Warming Up for Adobe Summit with Analytics Tips and Tricks

Early next month, thousands of marketers and analysts will descend upon Salt Lake City for Adobe Summit. I have been saying for years that Summit is my favorite week of the year; it has been my honor to work with many of you for almost a decade now, and opportunities to gather, discuss our shared future in this industry and generally geek out on amazing technology are too few and far between. If you will be at Summit this year, either in Salt Lake City or in London, I hope you’ll find me and say hello!

At Summit this year I will be reprising my annual Adobe Analytics “tips and tricks” session, in which I try to compile some of the best lesser-used features, hidden gems and common pointers to help you squeeze even more value out of the tool. The theme of the session this year is helping to take your Adobe Analytics game from “very good” to “hall of fame” status through eight little things you can begin to do immediately.

While the session is typically aimed at the intermediate to advanced analytics user, this year’s edition includes a handful of great ideas that even relative inexperienced users of Adobe Analytics can learn, take home, and implement right away.We’ll spend most of our time in Reports & Analytics (formerly known as SiteCatalyst), but this year’s session also includes tips from Adobe Mobile Services, Report Builder and Ad Hoc Analysis.

New to my approach this year is crowdsourcing: I asked several of Adobe Analytics’ most experienced users, both inside and outside Adobe, to curate my list of tips and tricks and provide suggestions of their own, so it should be a smorgasbord of analytics goodness!

I’m thrilled to be able to present the session twice (which means that if I ruin the first one, I’ve got a crack at redemption):

You can check out the session abstract in the Summit session catalog, and maybe I’ll see you there!

To give you a sense of the kinds of tips you can expect, here are a handful of tips that were left on the proverbial cutting room floor:

Create segments using Fallout

This is one that we released in Reports & Analytics last year. A great reason to do this is to target users who complete a certain path. You can use the Fallout report in Reports & Analytics to discover and validate the path (to make sure you’ve built it correctly), then create a segment with one click. If you are using Profiles & Audiences through Adobe Marketing Cloud, you can then share that segment directly to Marketing Cloud, or use Adobe Mobile Services to push an in-app message to the users who completed that path.

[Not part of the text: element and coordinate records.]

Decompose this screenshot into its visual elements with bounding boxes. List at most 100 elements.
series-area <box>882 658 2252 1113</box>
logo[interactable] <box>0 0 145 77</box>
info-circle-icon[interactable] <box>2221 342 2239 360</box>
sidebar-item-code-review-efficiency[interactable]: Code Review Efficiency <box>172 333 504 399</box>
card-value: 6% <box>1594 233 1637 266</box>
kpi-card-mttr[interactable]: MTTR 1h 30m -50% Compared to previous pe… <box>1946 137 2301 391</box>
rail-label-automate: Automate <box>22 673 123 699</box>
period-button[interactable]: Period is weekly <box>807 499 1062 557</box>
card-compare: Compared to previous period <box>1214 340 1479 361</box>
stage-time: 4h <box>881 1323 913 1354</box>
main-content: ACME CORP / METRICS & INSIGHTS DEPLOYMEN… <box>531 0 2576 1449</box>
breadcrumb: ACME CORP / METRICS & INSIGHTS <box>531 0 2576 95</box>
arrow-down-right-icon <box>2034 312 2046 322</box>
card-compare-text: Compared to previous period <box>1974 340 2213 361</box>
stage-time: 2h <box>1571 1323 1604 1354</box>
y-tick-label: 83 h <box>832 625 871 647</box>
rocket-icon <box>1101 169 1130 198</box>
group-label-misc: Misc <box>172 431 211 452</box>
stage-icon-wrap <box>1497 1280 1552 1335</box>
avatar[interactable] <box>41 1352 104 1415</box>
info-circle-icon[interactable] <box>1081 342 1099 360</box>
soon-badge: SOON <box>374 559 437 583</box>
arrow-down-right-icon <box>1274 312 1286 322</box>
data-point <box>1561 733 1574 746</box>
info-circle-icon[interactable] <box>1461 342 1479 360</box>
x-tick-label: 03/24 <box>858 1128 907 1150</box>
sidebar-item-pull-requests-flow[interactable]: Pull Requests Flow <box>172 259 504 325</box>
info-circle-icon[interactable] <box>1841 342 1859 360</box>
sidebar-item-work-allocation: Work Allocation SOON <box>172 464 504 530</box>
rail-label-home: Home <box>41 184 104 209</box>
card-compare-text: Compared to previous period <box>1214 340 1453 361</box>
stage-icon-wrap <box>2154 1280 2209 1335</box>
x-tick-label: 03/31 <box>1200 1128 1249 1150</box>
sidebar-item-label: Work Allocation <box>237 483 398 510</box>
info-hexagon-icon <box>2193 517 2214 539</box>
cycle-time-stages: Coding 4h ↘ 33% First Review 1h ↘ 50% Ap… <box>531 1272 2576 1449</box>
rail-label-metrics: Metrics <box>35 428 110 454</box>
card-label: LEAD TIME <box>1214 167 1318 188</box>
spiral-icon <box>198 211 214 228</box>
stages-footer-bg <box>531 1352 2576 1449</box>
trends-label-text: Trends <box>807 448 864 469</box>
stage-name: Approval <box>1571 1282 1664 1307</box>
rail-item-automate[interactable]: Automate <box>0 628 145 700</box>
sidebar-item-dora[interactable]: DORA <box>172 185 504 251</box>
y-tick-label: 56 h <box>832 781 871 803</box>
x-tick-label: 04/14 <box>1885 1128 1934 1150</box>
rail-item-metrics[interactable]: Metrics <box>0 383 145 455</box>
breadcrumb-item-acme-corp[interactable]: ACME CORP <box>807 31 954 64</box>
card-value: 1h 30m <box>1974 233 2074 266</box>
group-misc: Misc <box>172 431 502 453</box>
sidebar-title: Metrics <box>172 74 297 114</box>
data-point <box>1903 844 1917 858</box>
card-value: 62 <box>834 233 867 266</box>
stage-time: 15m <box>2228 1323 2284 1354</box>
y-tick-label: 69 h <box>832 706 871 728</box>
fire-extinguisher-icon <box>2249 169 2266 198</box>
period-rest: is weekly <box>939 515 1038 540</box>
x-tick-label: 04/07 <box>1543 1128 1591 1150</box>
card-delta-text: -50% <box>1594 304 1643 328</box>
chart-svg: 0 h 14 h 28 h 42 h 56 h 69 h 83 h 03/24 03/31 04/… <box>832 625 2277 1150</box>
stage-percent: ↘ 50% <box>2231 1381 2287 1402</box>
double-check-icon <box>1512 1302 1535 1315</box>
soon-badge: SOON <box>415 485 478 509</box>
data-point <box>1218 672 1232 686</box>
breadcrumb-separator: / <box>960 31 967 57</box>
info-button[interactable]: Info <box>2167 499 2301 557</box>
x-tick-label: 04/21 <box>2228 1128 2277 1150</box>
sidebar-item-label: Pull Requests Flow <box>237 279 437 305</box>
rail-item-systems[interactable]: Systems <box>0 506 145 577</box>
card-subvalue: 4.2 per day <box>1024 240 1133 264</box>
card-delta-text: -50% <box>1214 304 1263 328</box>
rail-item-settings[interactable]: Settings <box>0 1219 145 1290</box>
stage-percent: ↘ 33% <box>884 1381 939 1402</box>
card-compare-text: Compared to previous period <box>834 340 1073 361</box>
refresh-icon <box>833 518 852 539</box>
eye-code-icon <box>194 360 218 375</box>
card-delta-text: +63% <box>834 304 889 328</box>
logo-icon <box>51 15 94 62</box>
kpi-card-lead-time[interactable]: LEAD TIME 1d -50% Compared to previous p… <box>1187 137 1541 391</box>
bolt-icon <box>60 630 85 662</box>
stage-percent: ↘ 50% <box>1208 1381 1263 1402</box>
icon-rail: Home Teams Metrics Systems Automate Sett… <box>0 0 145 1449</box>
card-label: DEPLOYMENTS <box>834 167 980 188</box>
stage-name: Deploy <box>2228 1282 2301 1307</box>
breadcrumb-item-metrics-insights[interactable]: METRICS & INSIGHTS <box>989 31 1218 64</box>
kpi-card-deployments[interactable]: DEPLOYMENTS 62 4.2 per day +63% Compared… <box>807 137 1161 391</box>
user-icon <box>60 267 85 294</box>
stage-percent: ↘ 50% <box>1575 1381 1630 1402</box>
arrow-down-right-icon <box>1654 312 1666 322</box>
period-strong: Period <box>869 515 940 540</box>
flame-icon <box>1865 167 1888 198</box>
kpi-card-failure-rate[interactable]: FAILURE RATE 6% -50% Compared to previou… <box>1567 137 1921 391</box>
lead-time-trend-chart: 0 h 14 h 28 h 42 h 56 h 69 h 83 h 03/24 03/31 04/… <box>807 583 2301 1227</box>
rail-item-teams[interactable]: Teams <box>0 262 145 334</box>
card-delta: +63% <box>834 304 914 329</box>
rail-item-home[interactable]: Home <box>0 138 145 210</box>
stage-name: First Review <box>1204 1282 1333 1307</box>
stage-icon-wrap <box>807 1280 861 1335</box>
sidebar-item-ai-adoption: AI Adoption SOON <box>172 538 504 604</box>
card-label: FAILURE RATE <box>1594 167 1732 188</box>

Shortcuts to navigate Adobe Analytics

You might know that you can bring up the Adobe Analytics navigation with the press of a key—the forward-slash (/) key to be exact. But you might not know that when you bring up the navigation, your cursor is automatically placed in the search field; you can just start typing. You can press Enter at any time to go to whatever is the first search result showing at the time. You knew that too? Impressive. But did you know that as of our most recent release, you can now find reports by searching on eVar, prop, or event number. For example, if you want to go to the Product Finding Methods report in eVar50, you can search for “Product Finding Methods,” or you can search for “eVar50,” or even just “50.” The search results in the navigation now also return admin console features such as report suites, exclude by IP, company settings and more. You’ll be flying around Adobe Analytics in no time!

Deliver Report Builder dashboards as CSV

Sometimes you want to use Report Builder because it allows you to build custom Excel dashboards to help run your business. Other times, you might want to use Report Builder to compile data from various report suites into one place and operate on your data so that your it can be consumed by another process, such as a dashboard for display on a big screen, or ingested by a database. The tip here is that if you choose to send your Report Builder dashboards in CSV format, Report Builder will download all of your data and any calculations that you have embedded will be performed, but then only the left-most worksheet will be delivered. This allows you to do any data manipulation that you need to do in other worksheets, then deliver an easily digestible, simple set of data for just about any purpose you can imagine.

Analytics on your Analytics

“Yo dawg, I heard you like Analytics.” So goes the meme. One of the most common questions I get from our customers is “How can I better understand who at my organization is using Adobe Analytics, and how they are using it?” Admittedly, this could and should be easier in many ways. But the Admin Console in Adobe Analytics does allow you to download the Usage & Access Logs directly into Excel. From there, you can build a quick pivot table to organize the results by report, by user, etc. This can help you understand where to focus as you train your colleagues, which reports and dashboards to optimize/build out and more.

Group your Report Suites

If you have a bunch of report suites in your Adobe Analytics account, it can be a hassle to make settings changes in the Admin Console, such as enabling eVars or turning on pathing for a bunch of props, because you need to go through a long list of report suites and manually select each one. If there are logical grouping to these report suites — such as brands, report suite types (dev, staging, production), etc. — you can select them and then use the “Add Group” feature to create a permanent grouping of suites. That way, the next time you need to make changes across all of those suites, you only need to select the group on the left of the report suite list; you no longer need to find each report suite one by one. This little tip has saved me a TON of time over the years!

If you thought those tips were even remotely decent, you’ll love the Adobe Analytics tips and tricks session at Summit. These are the ones that “weren’t quite good enough” (and happened to be a little Admin Console-heavy). They get a LOT better from here, including a brand new analysis tool, a new plug-in, and more.

It’s the most wonderful time of the year. See you in Salt Lake City!